Truea one-man show based on Capote’s writings, reignited Morse’s stage career in 1989.

In 1993, the television version of True on PBS, Morse won an Emmy for Best Actor in a Miniseries or Special.

Television Mad Men sent Morse back into the middle of 1960s-style Manhattan office politics.

Career ups and downs

Morse was born May 18, 1931 in Newton, Mass., and made his Broadway debut in 1955 in The matchmaker.

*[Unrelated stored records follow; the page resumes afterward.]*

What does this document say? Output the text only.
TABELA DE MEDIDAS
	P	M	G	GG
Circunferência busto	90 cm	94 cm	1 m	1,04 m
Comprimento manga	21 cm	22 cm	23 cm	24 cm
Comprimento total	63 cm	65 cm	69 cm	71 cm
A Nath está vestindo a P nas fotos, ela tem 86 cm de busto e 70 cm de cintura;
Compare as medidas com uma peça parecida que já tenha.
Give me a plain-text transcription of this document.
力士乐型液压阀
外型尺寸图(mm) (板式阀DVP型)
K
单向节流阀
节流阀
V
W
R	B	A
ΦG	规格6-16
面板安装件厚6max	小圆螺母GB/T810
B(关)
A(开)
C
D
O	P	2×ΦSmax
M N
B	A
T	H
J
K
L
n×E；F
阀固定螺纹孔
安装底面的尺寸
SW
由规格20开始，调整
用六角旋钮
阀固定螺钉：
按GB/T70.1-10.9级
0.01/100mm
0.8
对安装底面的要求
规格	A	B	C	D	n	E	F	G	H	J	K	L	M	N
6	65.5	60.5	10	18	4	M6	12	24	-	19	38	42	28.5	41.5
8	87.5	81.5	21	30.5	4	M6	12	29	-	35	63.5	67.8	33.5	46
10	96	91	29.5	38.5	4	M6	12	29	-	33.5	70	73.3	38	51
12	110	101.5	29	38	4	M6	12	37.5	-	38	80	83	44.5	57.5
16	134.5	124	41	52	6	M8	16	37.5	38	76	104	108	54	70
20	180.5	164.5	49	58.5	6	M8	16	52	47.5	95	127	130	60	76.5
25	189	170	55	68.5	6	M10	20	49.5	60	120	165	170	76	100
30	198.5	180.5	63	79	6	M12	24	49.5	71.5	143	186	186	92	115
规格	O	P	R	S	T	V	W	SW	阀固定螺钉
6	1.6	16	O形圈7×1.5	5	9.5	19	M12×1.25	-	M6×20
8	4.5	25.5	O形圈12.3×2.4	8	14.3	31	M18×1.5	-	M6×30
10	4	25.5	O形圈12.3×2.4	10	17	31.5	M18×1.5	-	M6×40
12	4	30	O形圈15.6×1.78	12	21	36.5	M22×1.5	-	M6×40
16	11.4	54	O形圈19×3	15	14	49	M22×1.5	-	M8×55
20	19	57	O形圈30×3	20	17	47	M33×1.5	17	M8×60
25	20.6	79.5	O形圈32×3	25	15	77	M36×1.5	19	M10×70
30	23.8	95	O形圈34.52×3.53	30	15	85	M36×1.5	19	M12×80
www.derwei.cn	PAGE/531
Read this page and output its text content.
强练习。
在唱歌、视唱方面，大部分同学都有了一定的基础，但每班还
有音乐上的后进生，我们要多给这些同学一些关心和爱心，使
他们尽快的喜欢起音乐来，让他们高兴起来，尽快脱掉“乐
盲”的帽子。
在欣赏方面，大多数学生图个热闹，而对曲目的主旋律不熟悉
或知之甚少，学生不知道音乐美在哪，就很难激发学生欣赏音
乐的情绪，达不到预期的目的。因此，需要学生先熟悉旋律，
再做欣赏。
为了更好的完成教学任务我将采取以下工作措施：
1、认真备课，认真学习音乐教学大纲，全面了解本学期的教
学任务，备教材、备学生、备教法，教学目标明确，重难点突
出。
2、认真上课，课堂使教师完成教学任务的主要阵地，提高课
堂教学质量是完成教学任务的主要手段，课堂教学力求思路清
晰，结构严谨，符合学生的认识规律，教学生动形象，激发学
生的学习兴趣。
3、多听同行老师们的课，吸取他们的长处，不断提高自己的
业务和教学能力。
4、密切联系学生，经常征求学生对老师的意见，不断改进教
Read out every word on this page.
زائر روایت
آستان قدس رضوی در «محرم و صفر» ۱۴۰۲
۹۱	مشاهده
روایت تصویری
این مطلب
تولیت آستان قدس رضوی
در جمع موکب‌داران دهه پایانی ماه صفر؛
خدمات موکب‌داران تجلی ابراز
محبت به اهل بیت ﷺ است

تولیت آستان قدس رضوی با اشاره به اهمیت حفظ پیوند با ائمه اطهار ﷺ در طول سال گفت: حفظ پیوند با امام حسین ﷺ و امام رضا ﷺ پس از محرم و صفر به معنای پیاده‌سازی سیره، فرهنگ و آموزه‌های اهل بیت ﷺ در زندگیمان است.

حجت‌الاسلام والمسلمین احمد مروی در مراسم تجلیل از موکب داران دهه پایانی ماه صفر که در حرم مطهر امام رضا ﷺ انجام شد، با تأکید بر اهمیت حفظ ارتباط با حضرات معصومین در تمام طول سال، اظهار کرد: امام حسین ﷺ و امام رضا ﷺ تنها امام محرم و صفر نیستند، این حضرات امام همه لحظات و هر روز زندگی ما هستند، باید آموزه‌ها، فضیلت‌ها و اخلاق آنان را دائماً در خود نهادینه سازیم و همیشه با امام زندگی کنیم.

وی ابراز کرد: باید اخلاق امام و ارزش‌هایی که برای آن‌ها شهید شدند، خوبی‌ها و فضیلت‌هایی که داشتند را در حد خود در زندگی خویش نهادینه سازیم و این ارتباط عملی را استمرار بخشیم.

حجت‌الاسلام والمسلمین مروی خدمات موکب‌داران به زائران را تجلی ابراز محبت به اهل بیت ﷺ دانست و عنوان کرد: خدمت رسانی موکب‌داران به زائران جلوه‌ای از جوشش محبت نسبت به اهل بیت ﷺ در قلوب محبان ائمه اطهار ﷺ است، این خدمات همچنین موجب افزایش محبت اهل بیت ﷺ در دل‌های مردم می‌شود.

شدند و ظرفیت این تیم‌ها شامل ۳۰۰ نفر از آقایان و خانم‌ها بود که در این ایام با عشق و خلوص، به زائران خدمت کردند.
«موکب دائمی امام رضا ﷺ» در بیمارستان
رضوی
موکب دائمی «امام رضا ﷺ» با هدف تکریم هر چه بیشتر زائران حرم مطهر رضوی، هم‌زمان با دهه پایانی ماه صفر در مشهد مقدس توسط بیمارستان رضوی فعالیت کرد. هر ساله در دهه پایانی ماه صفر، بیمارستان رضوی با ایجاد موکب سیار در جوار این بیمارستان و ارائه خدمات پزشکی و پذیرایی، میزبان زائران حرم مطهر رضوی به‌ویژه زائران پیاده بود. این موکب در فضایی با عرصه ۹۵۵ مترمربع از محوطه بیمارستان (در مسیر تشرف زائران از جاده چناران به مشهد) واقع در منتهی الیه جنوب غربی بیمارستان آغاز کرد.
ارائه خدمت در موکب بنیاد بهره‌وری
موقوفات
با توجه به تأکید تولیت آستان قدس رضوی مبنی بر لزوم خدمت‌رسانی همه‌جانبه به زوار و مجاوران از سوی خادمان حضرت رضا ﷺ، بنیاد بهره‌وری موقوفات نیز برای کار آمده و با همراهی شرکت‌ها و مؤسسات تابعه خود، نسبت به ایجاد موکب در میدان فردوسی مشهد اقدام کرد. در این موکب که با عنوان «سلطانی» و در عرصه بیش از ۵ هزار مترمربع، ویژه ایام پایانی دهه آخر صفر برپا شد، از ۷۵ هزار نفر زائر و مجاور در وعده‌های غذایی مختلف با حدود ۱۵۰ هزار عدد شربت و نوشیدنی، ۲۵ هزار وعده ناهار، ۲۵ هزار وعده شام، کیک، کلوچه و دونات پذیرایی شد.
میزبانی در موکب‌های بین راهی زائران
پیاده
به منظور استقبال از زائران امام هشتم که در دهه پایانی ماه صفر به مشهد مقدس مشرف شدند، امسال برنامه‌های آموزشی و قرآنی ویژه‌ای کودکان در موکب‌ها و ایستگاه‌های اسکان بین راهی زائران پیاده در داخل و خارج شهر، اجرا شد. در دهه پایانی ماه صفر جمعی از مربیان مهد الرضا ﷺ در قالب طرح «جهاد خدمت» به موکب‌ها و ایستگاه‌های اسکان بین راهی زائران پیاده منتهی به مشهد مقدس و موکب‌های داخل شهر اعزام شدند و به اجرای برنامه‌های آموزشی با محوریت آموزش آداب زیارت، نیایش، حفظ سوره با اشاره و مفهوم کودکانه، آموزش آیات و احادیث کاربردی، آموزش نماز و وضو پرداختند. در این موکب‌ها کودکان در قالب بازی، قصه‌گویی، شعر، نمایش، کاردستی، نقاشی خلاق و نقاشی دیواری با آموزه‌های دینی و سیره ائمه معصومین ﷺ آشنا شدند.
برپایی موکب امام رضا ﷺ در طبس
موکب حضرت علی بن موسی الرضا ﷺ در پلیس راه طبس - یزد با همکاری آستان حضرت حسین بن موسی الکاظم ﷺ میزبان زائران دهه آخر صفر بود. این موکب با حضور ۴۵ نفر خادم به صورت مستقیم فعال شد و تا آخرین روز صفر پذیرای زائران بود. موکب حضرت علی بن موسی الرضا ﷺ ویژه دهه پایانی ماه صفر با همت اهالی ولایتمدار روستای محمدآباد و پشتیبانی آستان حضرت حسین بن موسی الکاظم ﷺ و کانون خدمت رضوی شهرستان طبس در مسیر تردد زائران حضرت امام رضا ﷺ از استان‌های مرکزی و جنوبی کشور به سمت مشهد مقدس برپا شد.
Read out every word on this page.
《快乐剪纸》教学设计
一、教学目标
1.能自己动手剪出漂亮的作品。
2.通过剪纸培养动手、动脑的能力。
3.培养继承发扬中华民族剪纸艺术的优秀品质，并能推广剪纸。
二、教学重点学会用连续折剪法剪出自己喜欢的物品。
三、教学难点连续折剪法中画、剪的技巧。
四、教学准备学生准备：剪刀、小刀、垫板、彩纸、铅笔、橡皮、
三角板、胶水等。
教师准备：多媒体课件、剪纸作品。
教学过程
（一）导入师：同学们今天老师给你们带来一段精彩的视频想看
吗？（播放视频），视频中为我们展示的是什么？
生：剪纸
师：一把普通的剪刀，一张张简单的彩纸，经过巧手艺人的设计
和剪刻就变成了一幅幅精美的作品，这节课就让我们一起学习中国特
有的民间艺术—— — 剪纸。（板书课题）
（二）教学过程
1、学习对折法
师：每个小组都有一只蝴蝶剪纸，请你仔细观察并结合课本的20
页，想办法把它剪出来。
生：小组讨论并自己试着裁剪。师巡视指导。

He received consecutive Tony Award nominations for his two following roles: in 1959 for Best Featured Actor in a Play for say, darlingand in 1960 Best Actor in a Musical for Take mewhich also starred Jackie Gleason.

Among his films was The loved onea 1965 dark comedy about an Englishman’s encounter with Hollywood and the funeral industry, based on Evelyn Waugh’s satirical novel.

Robert Morse is introduced on June 3, 1990, alongside fellow Tony Award winners that year, left to right, James Naughton, Maggie Smith and Tyne Daly. (Richard Drew/Associated Press)

Reviewing his career, Morse told The New York Times in 1989: “Things change. I never had the chance to be in a play or a picture where I played a father, or had a family, or where I could feel or show something. The wild child in me never had a chance to grow.”

He said he had successfully battled alcoholism and drug addiction, but added: “I don’t think the alcohol interfered with my work. I did my job. It’s the other 22 hours that bothered me.”

Still, he said of his career: “I didn’t think it was going to end or not end. I just kept going. One day you hear ‘We love you, Bobby’. The next day you do voice-overs.”

He is survived by five children, a son Charlie and four daughters, Robin, Andrea, Hilary and Allyn.